Dat maakte het zowel voor haar als voor ons gemakkelijk, want na enig zoeken tussen zowel nieuwe machines als antieke onderdelen vond ik in een rekje met daarop Camelreclame een aantal vergeelde doosjes TDK-diskettes. Ik vroeg haar of het mogelijk was dat ik één diskette kocht, daar ik er maar één nodig had om mijn e-mail op te slaan en mee te nemen naar het internetcafé. Ai, dat wist ze niet zeker! Daarover moest ze even met haar baas bellen. Zo gezegd, zo gedaan.
Na een gesprekje van vijf minuten – dat op een toon ging van: leg jij het ze uit? – legde ze de telefoon neer en met een bedrukt gezicht verontschuldigde ze zich dat de diskettes alleen per doosje van 10 verkocht mochten worden. Ze was waarschijnlijk bang dat haar enige klant van die dag ook nog eens zonder iets aan te schaffen het pand zou verlaten, want ze vertelde er gelijk bij dat ze wel een speciaal prijsje kon maken. Toen ik toestemde begon ze op een rekenmachine allerlei ingewikkelde berekeningen te maken en kwam na een aantal staartdelingen en derdemachtswortels op een bedrag van 2,25 euro. Ik bleek 10 procent korting van haar gekregen te hebben!

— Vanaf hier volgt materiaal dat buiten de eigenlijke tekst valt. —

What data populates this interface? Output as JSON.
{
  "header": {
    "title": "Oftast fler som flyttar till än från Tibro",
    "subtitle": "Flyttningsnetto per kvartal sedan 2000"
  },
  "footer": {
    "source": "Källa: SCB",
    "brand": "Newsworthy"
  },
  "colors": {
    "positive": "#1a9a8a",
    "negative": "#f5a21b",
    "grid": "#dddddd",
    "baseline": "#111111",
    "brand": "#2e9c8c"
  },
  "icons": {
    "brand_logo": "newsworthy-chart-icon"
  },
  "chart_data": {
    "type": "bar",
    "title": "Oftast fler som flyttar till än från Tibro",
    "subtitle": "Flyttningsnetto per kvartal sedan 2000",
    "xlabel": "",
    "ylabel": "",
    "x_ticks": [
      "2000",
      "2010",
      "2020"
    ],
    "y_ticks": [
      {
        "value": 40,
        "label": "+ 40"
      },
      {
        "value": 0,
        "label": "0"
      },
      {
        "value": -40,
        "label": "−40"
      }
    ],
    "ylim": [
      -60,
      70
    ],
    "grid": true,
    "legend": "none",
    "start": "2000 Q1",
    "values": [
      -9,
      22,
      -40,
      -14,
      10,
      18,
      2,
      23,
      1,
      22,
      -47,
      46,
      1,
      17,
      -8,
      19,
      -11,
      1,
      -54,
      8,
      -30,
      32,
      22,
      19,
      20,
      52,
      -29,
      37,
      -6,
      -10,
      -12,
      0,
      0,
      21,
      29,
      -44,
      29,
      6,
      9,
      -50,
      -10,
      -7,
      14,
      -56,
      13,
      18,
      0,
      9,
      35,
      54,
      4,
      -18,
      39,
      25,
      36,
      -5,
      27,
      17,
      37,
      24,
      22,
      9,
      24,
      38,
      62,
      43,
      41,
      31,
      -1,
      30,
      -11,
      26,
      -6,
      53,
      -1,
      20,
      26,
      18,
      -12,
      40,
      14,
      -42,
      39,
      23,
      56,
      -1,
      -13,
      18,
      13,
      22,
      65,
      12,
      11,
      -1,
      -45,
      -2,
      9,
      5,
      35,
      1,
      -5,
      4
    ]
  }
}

Er werd een prachtige factuurbon uitgedraaid, het doosje diskettes in een linnen tasje gestopt en overhandigd, en onder talloze bedankjes en met de beste wensen voor iedereen die ons lief was, werden we uitgeleide tot aan de deur gedaan.
Wij zakelijke Nederlanders vragen ons ondertussen af waarvan de huur betaald moet worden, om over personeelskosten, gas, water en licht en andere zaken nog maar te zwijgen. Maar de Corfiootse ondernemer maakt zich over dergelijke aardse beslommeringen blijkbaar geen zorgen.